BYCOL Function
The new BYCOL function is currently only available to Office Insiders, but it promises to make calculating columns easier and more efficient.
The Sales by Month table contains monthly sales figures for six products. If you wanted to calculate the total for each month, you’d likely use 12 SUM formulas (Example 1). This works as far as results, but it’s based on a decentralised approach.
Example 2 offers an alternative, which uses the CHOOSE function to group the SUM statements in a single formula, spilling them across the adjoining cells. This is better, as it reduces the risk of issues later on, however, it is rather lengthy.
Example 3 introduces BYCOL to carry out the same task — with a much shorter formula.
The syntax is:
BYCOL (array, [function])
array
— the array to break down by column.[function]
— a LAMBDA to apply on each column.
The formula starts with BYCOL and references the sales figures in its array
argument. In [function]
, LAMBDA holds a parameter named Sales, which is used in the SUM calculation. Each column of the sales table is totalled up to return 12 separate results.
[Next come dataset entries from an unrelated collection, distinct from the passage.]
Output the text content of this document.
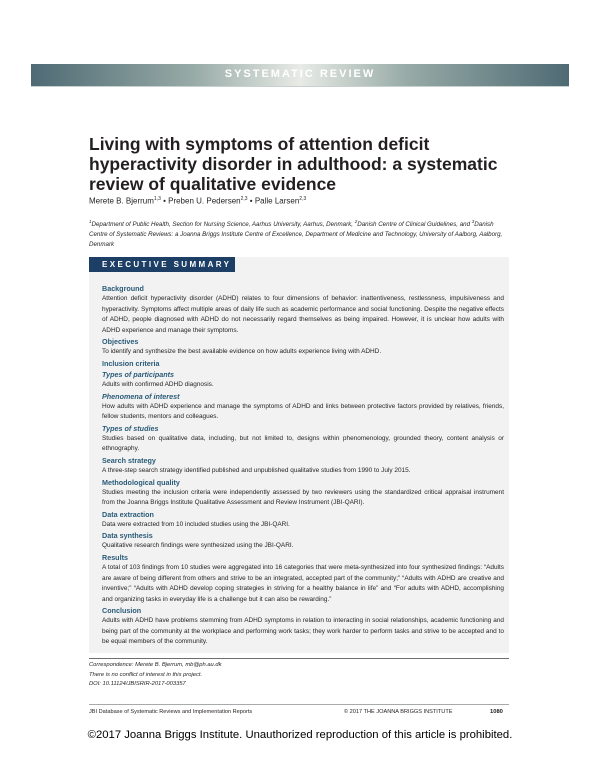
SYSTEMATIC REVIEW
Living with symptoms of attention deficit hyperactivity disorder in adulthood: a systematic review of qualitative evidence
Merete B. Bjerrum$^{1,3}$ • Preben U. Pedersen$^{2,3}$ • Palle Larsen$^{2,3}$
$^1$Department of Public Health, Section for Nursing Science, Aarhus University, Aarhus, Denmark, $^2$Danish Centre of Clinical Guidelines, and $^3$Danish Centre of Systematic Reviews: a Joanna Briggs Institute Centre of Excellence, Department of Medicine and Technology, University of Aalborg, Aalborg, Denmark
EXECUTIVE SUMMARY
Background
Attention deficit hyperactivity disorder (ADHD) relates to four dimensions of behavior: inattentiveness, restlessness, impulsiveness and hyperactivity. Symptoms affect multiple areas of daily life such as academic performance and social functioning. Despite the negative effects of ADHD, people diagnosed with ADHD do not necessarily regard themselves as being impaired. However, it is unclear how adults with ADHD experience and manage their symptoms.
Objectives
To identify and synthesize the best available evidence on how adults experience living with ADHD.
Inclusion criteria
Types of participants
Adults with confirmed ADHD diagnosis.
Phenomena of interest
How adults with ADHD experience and manage the symptoms of ADHD and links between protective factors provided by relatives, friends, fellow students, mentors and colleagues.
Types of studies
Studies based on qualitative data, including, but not limited to, designs within phenomenology, grounded theory, content analysis or ethnography.
Search strategy
A three-step search strategy identified published and unpublished qualitative studies from 1990 to July 2015.
Methodological quality
Studies meeting the inclusion criteria were independently assessed by two reviewers using the standardized critical appraisal instrument from the Joanna Briggs Institute Qualitative Assessment and Review Instrument (JBI-QARI).
Data extraction
Data were extracted from 10 included studies using the JBI-QARI.
Data synthesis
Qualitative research findings were synthesized using the JBI-QARI.
Results
A total of 103 findings from 10 studies were aggregated into 16 categories that were meta-synthesized into four synthesized findings: “Adults are aware of being different from others and strive to be an integrated, accepted part of the community;” “Adults with ADHD are creative and inventive;” “Adults with ADHD develop coping strategies in striving for a healthy balance in life” and “For adults with ADHD, accomplishing and organizing tasks in everyday life is a challenge but it can also be rewarding.”
Conclusion
Adults with ADHD have problems stemming from ADHD symptoms in relation to interacting in social relationships, academic functioning and being part of the community at the workplace and performing work tasks; they work harder to perform tasks and strive to be accepted and to be equal members of the community.
Correspondence: Merete B. Bjerrum, mb@ph.au.dk
There is no conflict of interest in this project.
DOI: 10.11124/JBISRIR-2017-003357
JBI Database of Systematic Reviews and Implementation Reports	© 2017 THE JOANNA BRIGGS INSTITUTE	1080
©2017 Joanna Briggs Institute. Unauthorized reproduction of this article is prohibited.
Example 4 returns the number of products for each month that made more than £1,000. The previous LAMBDA calculation is altered to become SUM(--(Sales>1000))
, which generates an array of TRUE/FALSE values that coerce into 1s and 0s, allowing the SUM function to add them up.
Example 5 asks the question: which months made more than £10,000?
This time the calculation is SUM(Sales)>10000). The whole BYCOL statement is nested in FILTER’s include
argument, with the months referenced in array
. The ones that made more than £10,000 are returned, but instead of spilling horizontally, TRANSPOSE flips them around to display vertically.
Finally, Example 6 uses a similar formula to list the months that had products generating over £2,000.